4.2. De psychiater heeft gemotiveerd verweer gevoerd en geconcludeerd tot bevestiging van de beslissing van het Regionaal Tuchtcollege, zo nodig onder verbetering en aanvulling van gronden.

Beoordeling

4.3. Tegen het oordeel van het Regionaal Tuchtcollege met betrekking tot het eerste klachtonderdeel – aangaande (het gebruik van) opnameapparatuur – heeft klager geen grief gericht.
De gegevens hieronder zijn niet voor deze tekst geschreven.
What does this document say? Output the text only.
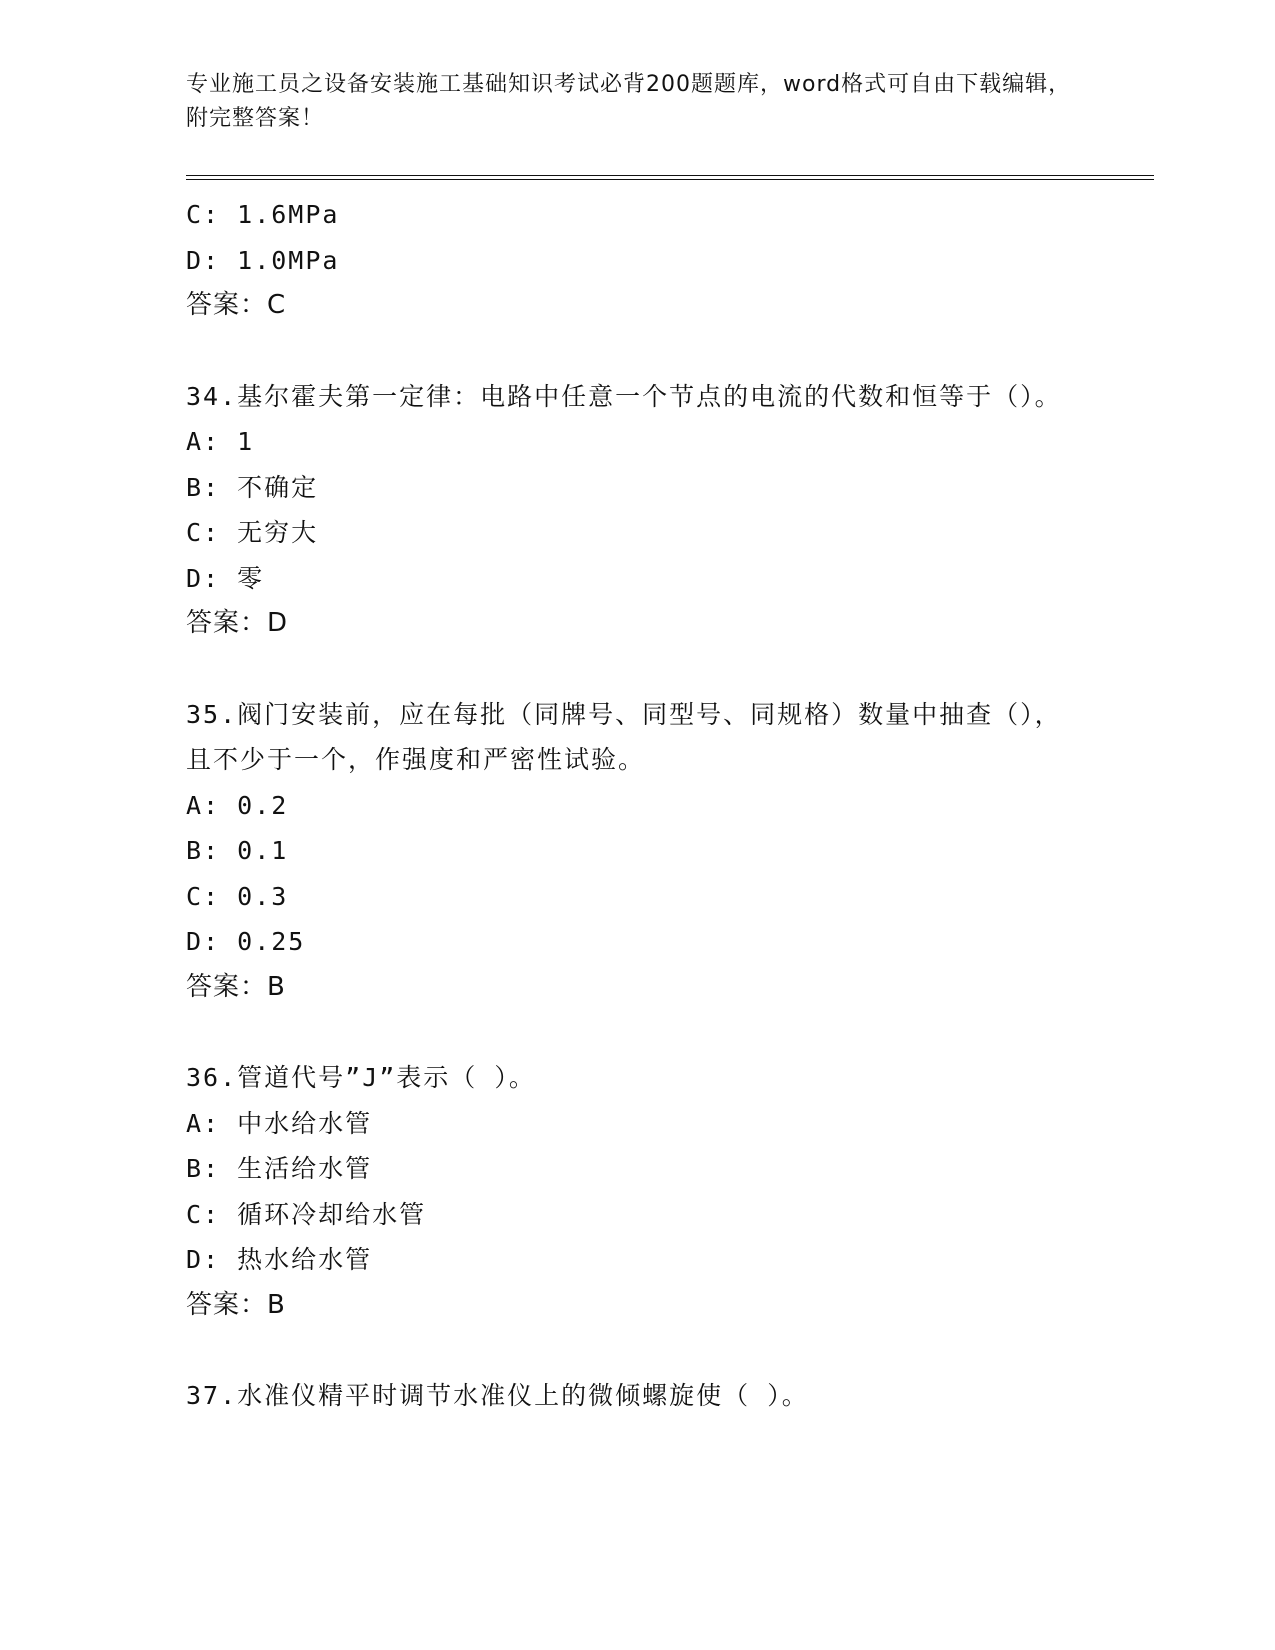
专业施工员之设备安装施工基础知识考试必背200题题库，word格式可自由下载编辑，附完整答案！

C: 1.6MPa

D: 1.0MPa

答案：C

34.基尔霍夫第一定律：电路中任意一个节点的电流的代数和恒等于（）。

A: 1

B: 不确定

C: 无穷大

D: 零

答案：D

35.阀门安装前，应在每批（同牌号、同型号、同规格）数量中抽查（），且不少于一个，作强度和严密性试验。

A: 0.2

B: 0.1

C: 0.3

D: 0.25

答案：B

36.管道代号”J”表示（ ）。

A: 中水给水管

B: 生活给水管

C: 循环冷却给水管

D: 热水给水管

答案：B

37.水准仪精平时调节水准仪上的微倾螺旋使（ ）。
Desgevraagd is het beroep daartegen ter zitting ingetrokken.

4.4. Ten aanzien van het oordeel van het Regionaal Tuchtcollege met betrekking tot het tweede klachtonderdeel – dat ten onrechte geen biografische anamnese is afgenomen – overweegt het Centraal Tuchtcollege dat in beroep niet is weersproken dat de psychiater beschikte over het historische (papieren) dossier van klager waarin relevante biografische gegevens van klager stonden opgenomen. Evenmin is weersproken dat klager niet wilde praten over zijn culturele achtergrond omdat hij deze niet relevant vond. Dat heeft hij ook in het verleden geweigerd, zoals uit het historische dossier blijkt. Mede in verband met de hulpvraag en de gestelde behandeldoelen – die betrekking hadden op angstklachten en depressie – is het Centraal Tuchtcollege van oordeel dat de psychiater in deze geen tuchtrechtelijk verwijt kan worden gemaakt door een verdere anamnese achterwege te laten.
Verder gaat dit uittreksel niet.